Fundamental & Technical Analysis - Which Market Analysis is Best for Swing Trading?

Technical analysis and market analysis are the two main methods of market analysis.  There has and probably always been debate over which one is better, so let's take a look at them briefly to see if either of these two are best suited for swing trading or trading in general.

Fundamental analysis is basically the concept that if a countries economy is strong; its currency will in theory be strong.  Investors, businesses, banks and governments gain faith in a currency if the economy for that currency is performing well (such as increased interest rates etc).  This then implies that the currency should strengthen and be the stronger currency in the currency pair.  If the economy suffers a down turn, the opposite is believed to happen.  The currency will weaken and the other currency in the currency pair should strengthen.

Technical analysis is the study of price movement.  Basically this means studying charts.  The most important thing to be learned from technical analysis is the importance of the trend.  A lot more goes into technical analysis than just this.  There are many different trading indicators and chart patterns that also fall into this category.  We will get into this a little later.

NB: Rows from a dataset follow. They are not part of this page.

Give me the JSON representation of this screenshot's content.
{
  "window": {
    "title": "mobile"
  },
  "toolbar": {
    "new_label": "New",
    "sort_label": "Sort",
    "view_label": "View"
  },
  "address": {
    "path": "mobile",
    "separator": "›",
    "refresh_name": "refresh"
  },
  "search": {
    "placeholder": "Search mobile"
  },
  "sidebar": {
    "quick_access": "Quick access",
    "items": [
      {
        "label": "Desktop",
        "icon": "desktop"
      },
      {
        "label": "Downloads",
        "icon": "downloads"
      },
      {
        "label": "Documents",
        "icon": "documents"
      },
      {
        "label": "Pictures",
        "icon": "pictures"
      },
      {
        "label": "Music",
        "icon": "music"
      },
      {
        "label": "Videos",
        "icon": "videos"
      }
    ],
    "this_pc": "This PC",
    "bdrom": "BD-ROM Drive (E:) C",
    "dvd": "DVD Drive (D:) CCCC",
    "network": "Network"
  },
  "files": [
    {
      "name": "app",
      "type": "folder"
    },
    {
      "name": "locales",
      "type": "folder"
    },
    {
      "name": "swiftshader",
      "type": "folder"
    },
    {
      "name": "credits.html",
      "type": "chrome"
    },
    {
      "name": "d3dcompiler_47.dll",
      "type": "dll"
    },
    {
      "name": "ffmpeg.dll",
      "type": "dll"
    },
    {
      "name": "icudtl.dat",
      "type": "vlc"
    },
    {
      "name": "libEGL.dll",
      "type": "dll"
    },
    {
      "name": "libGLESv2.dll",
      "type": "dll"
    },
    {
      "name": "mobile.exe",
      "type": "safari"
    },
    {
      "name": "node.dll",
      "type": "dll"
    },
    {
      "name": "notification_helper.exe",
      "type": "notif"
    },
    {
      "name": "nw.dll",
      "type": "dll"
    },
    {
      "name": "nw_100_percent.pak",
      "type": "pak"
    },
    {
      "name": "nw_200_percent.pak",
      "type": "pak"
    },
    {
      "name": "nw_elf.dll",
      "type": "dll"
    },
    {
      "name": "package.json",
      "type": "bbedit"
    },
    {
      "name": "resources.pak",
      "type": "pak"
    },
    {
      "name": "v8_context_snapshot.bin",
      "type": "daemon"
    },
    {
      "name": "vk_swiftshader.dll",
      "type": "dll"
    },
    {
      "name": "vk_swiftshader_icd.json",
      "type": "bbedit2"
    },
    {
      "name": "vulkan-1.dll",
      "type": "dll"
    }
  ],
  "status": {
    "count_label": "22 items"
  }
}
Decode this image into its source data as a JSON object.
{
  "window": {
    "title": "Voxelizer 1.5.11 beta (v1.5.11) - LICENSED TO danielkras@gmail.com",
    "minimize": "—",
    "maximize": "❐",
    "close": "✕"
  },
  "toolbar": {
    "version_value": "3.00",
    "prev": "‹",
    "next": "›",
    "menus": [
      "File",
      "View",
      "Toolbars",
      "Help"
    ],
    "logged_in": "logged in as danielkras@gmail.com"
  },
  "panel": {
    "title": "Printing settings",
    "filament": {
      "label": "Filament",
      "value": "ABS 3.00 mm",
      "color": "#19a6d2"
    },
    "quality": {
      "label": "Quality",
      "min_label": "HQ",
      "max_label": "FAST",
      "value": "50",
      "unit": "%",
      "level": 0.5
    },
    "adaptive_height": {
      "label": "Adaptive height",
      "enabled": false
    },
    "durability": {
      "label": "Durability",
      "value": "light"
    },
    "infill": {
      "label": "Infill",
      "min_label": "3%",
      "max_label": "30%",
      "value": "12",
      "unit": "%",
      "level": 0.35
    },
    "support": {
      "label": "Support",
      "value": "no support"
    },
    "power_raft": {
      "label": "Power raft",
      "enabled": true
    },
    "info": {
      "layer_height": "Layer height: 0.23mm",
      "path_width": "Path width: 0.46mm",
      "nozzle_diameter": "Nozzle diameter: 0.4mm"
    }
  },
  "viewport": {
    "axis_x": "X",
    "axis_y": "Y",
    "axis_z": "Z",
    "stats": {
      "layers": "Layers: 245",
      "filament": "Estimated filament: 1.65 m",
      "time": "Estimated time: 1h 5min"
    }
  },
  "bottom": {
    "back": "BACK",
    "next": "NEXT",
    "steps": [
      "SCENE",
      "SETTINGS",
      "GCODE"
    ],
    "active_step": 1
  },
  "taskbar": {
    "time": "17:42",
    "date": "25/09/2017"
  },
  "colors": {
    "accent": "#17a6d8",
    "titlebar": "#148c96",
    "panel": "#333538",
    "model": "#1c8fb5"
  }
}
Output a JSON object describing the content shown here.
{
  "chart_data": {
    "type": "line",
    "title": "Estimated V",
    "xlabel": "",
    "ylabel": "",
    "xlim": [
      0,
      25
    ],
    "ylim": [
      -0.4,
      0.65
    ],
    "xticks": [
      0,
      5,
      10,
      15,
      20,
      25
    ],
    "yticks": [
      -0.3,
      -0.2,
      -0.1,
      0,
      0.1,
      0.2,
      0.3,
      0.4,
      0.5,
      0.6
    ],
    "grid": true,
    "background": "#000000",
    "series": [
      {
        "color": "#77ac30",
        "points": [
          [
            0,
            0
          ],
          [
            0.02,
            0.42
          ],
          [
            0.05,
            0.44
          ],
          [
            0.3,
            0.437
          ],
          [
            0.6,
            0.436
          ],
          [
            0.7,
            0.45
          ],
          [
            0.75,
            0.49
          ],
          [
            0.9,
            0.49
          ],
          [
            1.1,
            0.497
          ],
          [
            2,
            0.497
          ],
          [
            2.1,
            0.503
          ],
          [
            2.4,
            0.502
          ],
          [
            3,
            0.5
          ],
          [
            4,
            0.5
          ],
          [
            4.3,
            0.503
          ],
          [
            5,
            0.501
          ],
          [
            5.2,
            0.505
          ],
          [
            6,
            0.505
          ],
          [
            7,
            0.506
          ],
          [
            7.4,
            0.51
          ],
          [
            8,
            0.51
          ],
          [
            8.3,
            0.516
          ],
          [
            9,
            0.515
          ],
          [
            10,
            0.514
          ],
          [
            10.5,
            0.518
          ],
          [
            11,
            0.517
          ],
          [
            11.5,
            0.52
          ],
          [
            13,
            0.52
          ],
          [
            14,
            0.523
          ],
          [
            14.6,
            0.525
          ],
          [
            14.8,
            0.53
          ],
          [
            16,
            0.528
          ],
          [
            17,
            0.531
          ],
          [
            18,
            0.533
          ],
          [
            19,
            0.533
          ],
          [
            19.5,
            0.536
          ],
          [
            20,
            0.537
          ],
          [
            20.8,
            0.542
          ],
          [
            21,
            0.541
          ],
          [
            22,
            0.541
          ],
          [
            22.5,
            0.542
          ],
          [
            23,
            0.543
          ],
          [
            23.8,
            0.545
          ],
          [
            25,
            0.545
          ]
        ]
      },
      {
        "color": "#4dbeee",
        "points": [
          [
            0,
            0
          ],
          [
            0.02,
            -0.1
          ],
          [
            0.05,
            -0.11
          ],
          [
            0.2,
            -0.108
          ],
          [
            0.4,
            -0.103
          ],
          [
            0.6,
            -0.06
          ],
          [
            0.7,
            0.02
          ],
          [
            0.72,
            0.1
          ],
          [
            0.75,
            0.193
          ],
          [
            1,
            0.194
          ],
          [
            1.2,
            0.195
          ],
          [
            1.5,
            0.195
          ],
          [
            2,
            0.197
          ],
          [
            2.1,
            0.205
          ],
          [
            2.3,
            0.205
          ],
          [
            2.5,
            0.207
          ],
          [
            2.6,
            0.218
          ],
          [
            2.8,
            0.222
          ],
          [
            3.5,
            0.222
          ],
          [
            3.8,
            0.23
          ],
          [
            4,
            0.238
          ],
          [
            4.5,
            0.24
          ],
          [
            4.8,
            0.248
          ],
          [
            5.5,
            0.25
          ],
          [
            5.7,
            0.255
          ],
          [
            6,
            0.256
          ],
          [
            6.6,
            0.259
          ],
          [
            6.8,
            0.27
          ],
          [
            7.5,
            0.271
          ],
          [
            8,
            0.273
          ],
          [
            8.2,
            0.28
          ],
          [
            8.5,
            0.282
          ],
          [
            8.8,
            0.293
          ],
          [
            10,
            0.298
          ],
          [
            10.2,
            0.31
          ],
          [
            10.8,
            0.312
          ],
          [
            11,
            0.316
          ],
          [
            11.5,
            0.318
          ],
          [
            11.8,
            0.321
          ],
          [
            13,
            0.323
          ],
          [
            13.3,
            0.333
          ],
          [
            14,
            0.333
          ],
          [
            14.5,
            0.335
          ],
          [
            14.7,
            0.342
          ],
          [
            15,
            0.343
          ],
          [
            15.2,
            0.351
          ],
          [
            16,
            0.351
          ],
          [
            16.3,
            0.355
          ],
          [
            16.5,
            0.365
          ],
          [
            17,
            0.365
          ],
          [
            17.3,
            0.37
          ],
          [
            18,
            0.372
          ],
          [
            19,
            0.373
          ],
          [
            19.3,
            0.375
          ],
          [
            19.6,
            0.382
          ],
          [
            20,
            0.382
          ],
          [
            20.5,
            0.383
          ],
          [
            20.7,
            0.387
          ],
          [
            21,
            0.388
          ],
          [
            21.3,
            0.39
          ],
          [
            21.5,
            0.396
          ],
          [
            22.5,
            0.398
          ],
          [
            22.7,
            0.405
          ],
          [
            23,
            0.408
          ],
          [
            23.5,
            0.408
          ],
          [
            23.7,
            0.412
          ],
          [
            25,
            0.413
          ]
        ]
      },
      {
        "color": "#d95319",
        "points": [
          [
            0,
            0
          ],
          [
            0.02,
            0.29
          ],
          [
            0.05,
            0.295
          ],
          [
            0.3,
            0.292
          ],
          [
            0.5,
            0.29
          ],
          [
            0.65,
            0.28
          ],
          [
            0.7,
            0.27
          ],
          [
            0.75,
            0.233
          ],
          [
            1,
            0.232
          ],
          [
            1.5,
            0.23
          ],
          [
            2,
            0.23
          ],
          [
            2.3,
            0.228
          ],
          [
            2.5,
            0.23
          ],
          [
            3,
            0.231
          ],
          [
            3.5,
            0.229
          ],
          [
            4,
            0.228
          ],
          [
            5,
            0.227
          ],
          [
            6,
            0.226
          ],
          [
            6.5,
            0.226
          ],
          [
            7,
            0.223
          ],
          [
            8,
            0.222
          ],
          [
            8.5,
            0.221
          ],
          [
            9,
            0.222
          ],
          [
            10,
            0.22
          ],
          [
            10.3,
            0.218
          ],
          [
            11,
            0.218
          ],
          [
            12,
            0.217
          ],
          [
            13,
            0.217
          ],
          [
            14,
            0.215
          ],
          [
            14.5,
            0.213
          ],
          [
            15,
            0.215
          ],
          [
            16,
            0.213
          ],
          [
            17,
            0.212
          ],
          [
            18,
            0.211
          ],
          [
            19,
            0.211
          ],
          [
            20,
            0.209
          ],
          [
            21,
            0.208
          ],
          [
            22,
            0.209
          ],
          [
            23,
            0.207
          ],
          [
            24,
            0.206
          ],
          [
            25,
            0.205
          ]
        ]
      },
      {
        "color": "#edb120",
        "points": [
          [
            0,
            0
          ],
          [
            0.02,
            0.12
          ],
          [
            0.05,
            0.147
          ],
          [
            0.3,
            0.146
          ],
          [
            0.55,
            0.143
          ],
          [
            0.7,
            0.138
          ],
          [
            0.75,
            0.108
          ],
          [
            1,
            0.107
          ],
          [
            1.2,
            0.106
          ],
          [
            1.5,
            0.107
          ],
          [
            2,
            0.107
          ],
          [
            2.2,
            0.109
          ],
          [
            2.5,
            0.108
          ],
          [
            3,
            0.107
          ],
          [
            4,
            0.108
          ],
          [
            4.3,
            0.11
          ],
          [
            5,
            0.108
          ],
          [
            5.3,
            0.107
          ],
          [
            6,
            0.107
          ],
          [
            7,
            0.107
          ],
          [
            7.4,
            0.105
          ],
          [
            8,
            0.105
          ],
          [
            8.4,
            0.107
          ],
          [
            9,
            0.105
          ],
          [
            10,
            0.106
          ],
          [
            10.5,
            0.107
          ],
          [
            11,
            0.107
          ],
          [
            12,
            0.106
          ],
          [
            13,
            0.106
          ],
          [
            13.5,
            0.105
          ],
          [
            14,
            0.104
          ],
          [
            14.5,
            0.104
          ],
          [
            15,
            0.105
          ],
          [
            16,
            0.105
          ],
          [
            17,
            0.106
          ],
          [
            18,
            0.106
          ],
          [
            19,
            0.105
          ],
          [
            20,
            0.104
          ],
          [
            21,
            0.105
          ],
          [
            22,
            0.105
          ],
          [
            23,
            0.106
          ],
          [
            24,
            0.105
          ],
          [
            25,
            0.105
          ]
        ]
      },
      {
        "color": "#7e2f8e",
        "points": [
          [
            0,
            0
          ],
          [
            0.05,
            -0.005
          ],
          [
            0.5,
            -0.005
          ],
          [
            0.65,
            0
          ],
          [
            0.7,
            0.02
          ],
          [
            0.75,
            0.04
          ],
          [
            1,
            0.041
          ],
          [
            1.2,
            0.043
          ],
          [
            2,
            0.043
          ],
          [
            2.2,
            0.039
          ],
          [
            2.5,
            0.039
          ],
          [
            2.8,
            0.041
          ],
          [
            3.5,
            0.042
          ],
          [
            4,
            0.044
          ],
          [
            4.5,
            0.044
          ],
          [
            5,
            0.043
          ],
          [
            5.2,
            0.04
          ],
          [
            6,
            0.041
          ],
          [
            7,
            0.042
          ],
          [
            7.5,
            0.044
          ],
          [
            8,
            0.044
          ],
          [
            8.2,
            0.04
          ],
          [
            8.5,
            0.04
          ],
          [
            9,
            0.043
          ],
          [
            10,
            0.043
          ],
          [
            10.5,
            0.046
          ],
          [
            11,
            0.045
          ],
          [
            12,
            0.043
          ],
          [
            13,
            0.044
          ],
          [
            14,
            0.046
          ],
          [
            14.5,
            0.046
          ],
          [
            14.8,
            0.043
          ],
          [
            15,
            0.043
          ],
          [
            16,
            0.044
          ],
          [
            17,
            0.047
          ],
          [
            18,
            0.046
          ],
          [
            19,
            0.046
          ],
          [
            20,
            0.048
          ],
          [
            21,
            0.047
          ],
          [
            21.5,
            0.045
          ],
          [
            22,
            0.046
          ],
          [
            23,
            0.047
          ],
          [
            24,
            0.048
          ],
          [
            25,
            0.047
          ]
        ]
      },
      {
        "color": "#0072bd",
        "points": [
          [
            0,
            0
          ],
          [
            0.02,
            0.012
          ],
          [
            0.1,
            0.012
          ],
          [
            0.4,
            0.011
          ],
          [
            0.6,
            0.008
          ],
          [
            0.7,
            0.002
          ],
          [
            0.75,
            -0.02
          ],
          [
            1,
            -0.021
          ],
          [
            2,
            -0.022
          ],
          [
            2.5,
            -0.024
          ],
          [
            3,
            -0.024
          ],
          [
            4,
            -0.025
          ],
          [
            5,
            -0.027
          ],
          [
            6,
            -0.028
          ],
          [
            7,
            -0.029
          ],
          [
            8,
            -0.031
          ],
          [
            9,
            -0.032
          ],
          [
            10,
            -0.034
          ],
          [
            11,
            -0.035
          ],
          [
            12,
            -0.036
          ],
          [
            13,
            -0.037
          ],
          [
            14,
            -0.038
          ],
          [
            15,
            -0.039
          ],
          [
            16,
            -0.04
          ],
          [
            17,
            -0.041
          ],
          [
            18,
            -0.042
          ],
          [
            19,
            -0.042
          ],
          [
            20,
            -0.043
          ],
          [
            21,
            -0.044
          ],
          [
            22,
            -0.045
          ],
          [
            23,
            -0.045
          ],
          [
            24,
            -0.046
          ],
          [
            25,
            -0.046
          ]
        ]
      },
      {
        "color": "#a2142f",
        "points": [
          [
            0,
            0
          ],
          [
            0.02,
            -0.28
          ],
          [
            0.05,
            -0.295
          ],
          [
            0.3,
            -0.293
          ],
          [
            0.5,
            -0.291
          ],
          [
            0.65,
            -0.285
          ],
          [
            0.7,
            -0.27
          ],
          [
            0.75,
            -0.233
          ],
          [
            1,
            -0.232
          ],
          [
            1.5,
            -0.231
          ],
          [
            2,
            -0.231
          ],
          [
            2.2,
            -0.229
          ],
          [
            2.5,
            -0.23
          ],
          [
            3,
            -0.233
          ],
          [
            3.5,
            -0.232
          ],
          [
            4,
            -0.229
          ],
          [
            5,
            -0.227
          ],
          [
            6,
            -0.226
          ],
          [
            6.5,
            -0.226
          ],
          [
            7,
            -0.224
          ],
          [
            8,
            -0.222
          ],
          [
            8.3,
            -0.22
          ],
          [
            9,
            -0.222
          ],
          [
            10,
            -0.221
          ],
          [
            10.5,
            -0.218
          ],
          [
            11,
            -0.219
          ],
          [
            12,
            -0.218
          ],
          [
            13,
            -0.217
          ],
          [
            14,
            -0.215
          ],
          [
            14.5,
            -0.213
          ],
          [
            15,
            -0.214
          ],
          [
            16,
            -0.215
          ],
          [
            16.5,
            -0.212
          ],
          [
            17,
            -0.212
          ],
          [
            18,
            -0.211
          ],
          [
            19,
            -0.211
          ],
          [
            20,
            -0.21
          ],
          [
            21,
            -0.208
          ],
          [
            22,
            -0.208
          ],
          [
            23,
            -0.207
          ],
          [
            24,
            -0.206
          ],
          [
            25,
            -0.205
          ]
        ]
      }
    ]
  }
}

Which one is better?  Neither.  Fundamental analysis is important because you should be aware of upcoming news and any other major events that could have a big impact on the markets.  Do you really want to open a trade 2 minutes before US interest rate details are released?  Technical analysis is important because the trend is your friend and when swing trading you want to be trading with the trend and not against it (at least until you master your skills of trading and are aware of the risks and rewards involved in counter trend trading).